Students from Queen’s University were among dozens of people who braved the elements last night to ‘sleep rough’ in Belfast City Centre in order to raise awareness of homelessness in Northern Ireland.
Belfast-based charity 100 Help the Homeless staged their second annual overnight sleep-out on Sunday aimed at raising funds and highlighting the growing problem of rough sleeping in the city and beyond.
The charity was formed in early 2014 by four people who had worked collectively within the homeless sector for about 10 years.
One of the organisers, Kyle Heffernan, said that following the success of last year’s inaugural event at the City Hall, the charity is continuing to advocate on behalf of the homeless.
This year’s event was held at Royal Avenue and among those taking part for the first time was Oisín Hassan, QUBSU Vice President for Equality and Diversity who described the experience as “a real eye opener”.
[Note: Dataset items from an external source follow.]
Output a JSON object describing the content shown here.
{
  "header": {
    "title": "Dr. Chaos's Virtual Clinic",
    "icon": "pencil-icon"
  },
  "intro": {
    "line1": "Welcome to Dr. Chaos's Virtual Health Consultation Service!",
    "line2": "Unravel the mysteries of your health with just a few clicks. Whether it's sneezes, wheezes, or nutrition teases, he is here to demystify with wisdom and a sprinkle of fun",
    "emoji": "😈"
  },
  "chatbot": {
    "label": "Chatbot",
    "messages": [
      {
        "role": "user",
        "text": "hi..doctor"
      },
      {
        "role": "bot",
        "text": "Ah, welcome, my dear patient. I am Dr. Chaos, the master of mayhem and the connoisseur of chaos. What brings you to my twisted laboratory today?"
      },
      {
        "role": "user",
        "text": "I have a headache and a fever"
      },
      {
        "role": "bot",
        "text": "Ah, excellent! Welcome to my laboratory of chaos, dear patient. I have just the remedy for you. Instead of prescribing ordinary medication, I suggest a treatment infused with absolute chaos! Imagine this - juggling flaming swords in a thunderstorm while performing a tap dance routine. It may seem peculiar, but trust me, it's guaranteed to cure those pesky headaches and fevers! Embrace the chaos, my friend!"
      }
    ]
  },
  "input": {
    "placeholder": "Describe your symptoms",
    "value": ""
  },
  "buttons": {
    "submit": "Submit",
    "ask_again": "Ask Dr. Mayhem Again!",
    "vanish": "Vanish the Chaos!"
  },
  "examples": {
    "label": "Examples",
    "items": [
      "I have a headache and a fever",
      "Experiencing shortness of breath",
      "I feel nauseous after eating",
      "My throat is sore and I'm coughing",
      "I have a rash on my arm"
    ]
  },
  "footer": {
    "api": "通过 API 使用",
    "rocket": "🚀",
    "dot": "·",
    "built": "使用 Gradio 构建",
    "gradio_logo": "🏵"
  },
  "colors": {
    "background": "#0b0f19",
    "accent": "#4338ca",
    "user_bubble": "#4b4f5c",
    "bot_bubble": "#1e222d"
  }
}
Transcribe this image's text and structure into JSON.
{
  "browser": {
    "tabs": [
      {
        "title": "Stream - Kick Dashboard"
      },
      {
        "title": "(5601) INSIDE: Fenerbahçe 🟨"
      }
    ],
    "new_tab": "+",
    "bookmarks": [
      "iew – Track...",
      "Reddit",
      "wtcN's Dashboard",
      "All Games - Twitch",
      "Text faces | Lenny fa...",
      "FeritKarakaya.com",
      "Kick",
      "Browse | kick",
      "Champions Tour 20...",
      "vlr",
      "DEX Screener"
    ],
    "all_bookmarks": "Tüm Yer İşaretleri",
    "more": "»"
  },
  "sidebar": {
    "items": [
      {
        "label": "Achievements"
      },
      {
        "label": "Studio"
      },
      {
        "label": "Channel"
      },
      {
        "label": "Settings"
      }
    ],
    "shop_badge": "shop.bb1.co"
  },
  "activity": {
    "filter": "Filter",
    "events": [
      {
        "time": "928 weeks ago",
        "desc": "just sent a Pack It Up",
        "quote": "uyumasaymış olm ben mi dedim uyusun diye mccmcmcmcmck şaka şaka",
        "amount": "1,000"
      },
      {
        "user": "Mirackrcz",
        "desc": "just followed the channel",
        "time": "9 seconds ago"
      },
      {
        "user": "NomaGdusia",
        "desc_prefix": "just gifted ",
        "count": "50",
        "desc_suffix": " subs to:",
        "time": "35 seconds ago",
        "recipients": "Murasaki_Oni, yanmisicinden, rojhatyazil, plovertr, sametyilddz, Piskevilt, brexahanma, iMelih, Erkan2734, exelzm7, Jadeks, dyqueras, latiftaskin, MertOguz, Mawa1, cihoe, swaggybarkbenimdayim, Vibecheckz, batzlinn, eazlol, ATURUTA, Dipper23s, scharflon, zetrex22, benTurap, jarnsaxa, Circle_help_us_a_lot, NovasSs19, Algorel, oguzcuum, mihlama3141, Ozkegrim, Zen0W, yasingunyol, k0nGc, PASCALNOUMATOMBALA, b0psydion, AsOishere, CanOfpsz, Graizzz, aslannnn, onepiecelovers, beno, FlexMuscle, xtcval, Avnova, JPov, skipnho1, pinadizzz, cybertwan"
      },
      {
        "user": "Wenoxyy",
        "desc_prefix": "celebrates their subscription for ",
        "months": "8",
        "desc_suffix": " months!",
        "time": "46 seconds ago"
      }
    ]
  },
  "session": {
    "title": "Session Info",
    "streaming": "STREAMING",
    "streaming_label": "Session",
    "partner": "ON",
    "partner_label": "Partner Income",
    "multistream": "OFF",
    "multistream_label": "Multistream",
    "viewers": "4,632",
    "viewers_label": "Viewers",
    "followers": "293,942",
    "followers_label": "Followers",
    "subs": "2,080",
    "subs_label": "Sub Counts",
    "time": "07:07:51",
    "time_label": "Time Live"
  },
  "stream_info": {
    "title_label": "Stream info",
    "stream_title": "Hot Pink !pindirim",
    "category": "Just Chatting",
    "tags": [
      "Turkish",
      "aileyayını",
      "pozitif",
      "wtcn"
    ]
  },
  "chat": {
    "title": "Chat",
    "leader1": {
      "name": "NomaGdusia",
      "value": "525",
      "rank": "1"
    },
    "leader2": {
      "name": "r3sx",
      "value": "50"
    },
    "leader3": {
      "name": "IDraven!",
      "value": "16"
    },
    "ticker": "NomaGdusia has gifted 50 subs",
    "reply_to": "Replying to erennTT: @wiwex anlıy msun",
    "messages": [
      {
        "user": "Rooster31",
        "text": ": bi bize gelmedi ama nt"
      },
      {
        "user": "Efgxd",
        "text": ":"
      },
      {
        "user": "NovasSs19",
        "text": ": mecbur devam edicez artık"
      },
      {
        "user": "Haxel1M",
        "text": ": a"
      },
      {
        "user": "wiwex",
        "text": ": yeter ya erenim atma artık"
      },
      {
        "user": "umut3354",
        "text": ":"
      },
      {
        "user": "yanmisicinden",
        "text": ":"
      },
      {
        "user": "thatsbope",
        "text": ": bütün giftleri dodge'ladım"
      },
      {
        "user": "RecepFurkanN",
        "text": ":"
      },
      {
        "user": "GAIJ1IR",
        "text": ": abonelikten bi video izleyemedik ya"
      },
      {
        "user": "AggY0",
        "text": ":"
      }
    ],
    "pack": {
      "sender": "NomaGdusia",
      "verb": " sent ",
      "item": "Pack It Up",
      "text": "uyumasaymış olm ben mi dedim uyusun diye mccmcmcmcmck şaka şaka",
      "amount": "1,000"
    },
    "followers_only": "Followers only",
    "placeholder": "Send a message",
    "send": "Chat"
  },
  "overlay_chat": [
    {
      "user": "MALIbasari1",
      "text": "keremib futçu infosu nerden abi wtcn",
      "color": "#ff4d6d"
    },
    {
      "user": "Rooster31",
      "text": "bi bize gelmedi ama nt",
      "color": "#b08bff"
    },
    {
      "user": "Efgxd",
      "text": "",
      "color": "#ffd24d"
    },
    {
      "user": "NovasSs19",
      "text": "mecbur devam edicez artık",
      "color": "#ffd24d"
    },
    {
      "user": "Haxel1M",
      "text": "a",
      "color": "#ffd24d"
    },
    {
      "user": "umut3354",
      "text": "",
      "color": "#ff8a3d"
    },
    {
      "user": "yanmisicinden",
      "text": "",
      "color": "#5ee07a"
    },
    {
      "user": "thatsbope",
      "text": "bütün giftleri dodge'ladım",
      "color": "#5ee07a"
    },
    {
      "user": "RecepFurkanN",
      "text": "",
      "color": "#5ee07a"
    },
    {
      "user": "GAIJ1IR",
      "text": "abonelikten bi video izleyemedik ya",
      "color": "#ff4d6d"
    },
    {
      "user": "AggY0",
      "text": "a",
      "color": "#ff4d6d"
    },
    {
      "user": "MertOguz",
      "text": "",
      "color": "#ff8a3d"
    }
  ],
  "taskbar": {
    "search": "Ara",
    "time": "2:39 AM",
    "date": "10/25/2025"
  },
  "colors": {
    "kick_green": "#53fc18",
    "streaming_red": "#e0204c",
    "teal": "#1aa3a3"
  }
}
“It was a really positive experience in terms of getting to grips with the issue of homelessness and understanding more about what the homeless of Belfast face on a daily basis,” he told The Scoop.
“At the end of the day it was about taking the opportunity to spend time with people facing homelessness now to hear their stories and with those who have experienced it in the past and have come through the other side. I slept on and off during the night but it really was quite noisy. However that wouldn’t deter me from taking part in a similar event again. I’d encourage everyone to become advocates against the stigmatisation and lazy generalisations of the homeless who are among the most vulnerable of people. I met some lovely people last night who are resilient, but they need help and recognition.”
QUBSU VP for Community and 100 Help the Homeless co-founder Paul Loughran was taking part in the sleep out for the second time.
Speaking to The Scoop after the event Paul said that once again, the combination of coldness and noise really demonstrated the awful reality that the homeless of Belfast face every night as they try to get a decent night’s sleep.
“Obviously we were not getting the true experience of the isolation of homelessness given that we were all safely huddled up together whereas in realty those sleeping rough try to hide themselves in order to stay out of danger. That said it is something that everyone should do as both this year and last, people have found it to be a very positive experience,” he added.
The Council for Homelessness Northern Ireland is currently undertaking a three-month street count in conjunction with the Northern Ireland Housing Executive (NIHE), the Welcome Organisation and De Paul Ireland because homelessness has become “more visible” across the city. Based on their findings, the intention is to develop an action plan and if necessary provide additional services or remodel those already existing.